Hommage à Robert Owen

La société est un objet réel

 

Un seul homme s’est aperçu de ce que signifiait cette épreuve [ l’instauration d’un marché autorégulé ], peut-être parce que lui seul, parmi les grands esprits de l’époque, possédait une connaissance intime et pratique de l’industrie tout en étant ouvert à la vision intérieure. Aucun penseur ne s’est jamais avancé plus loin que Robert Owen sur le territoire de la société industrielle. Il est profondément conscient de la distinction entre société et État ; bien qu’il ne montre aucun préjugé vis-à-vis de ce dernier, comme le fait Godwin, il attend de l’État, purement et simplement, ce qu’on peut lui demander qu’il intervienne utilement pour écarter le malheur de la communauté, mais non pas, certainement pas, pour organiser /175/ la société.
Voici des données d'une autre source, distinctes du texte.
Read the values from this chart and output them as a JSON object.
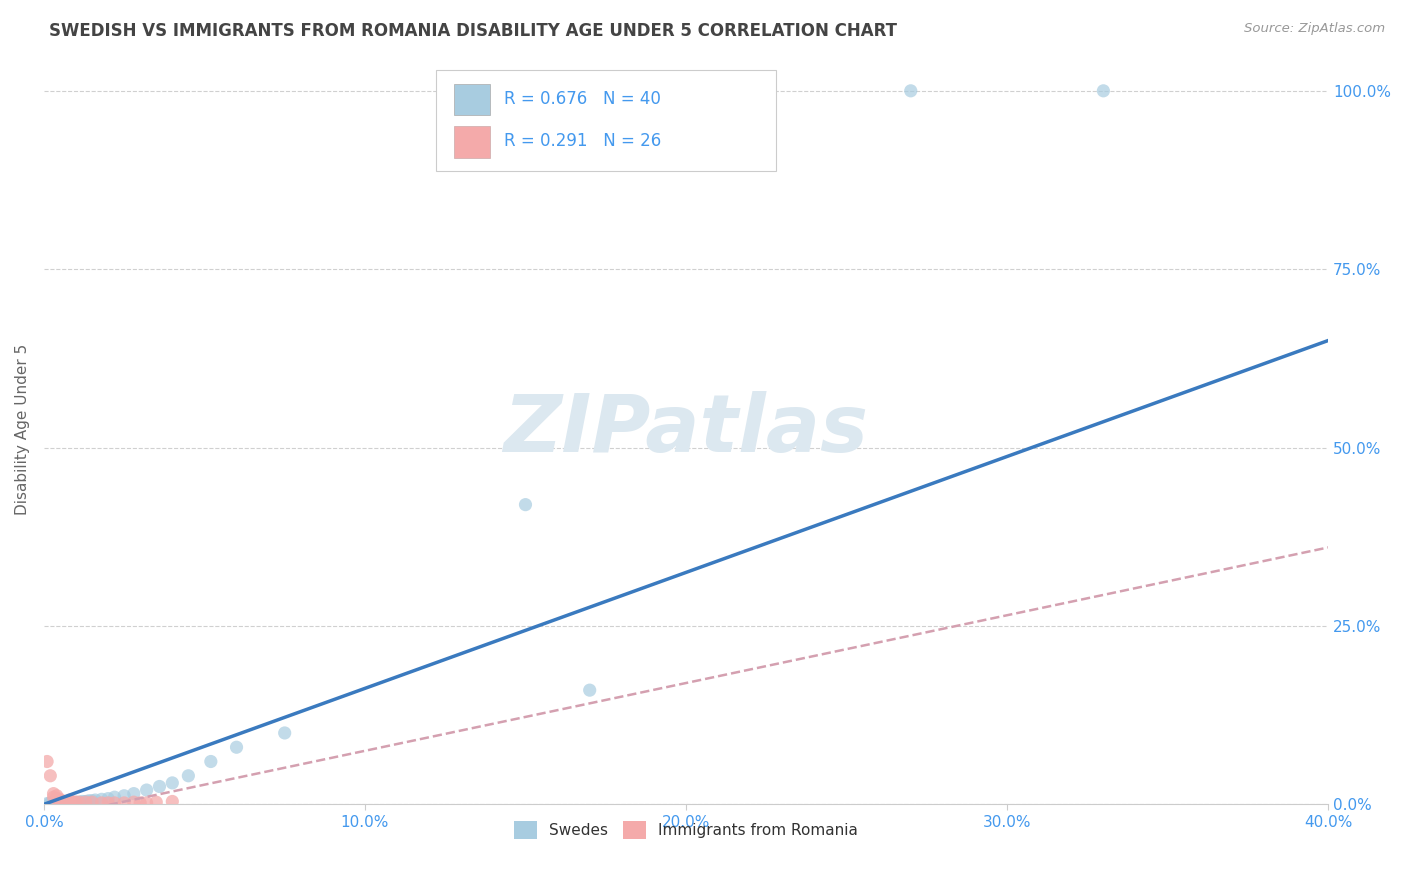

De la même manière, il ne nourrit aucune animosité contre la machine, dont il reconnaît le caractère neutre. Ni le mécanisme politique de l’État ni l’appareillage technique de la machine ne lui cache le phénomène : la société. Il rejette la manière animaliste de l’aborder, en réfutant ses limitations malthusiennes et ricardiennes. Mais le pivot de la pensée d’Owen est qu’il se détourne du christianisme, qu’il accuse d’« individualisation » [ le christianisme invente l’individualisme et prêche l’amour du prochain ; le protestantisme invente l’enculisme et encule en chantant des cantiques ], c’est-à-dire de placer la responsabilité du caractère dans l’individu lui-même, et de nier ainsi la réalité de la société et son influence toute-puissante dans la formation du caractère. On trouve la signification véritable de l’attaque contre l’« individualisation » dans son insistance sur l’origine sociale des mobiles humains : « L’homme individualisé et tout ce qui est vraiment valable dans le christianisme sont séparés au point d’être totalement incapables de s’unir, pour toute l’éternité. » C’est pour avoir découvert la société qu’Owen dépasse et va se situer par-delà le christianisme. Il saisit cette vérité : parce que la société est réelle, l’homme doit, en fin de compte, se soumettre à elle. On pourrait dire que son socialisme est fondé sur une réforme de la conscience humaine qui doit être obtenue par la reconnaissance de la réalité de la société. « Si l’une quelconque des causes de malheur, écrit-il, ne peut être supprimée par les pouvoirs nouveaux que les hommes sont sur le point d’acquérir, ceux-ci sauront que ce sont des maux nécessaires et inévitables ; et ils cesseront de se plaindre inutilement comme des enfants. »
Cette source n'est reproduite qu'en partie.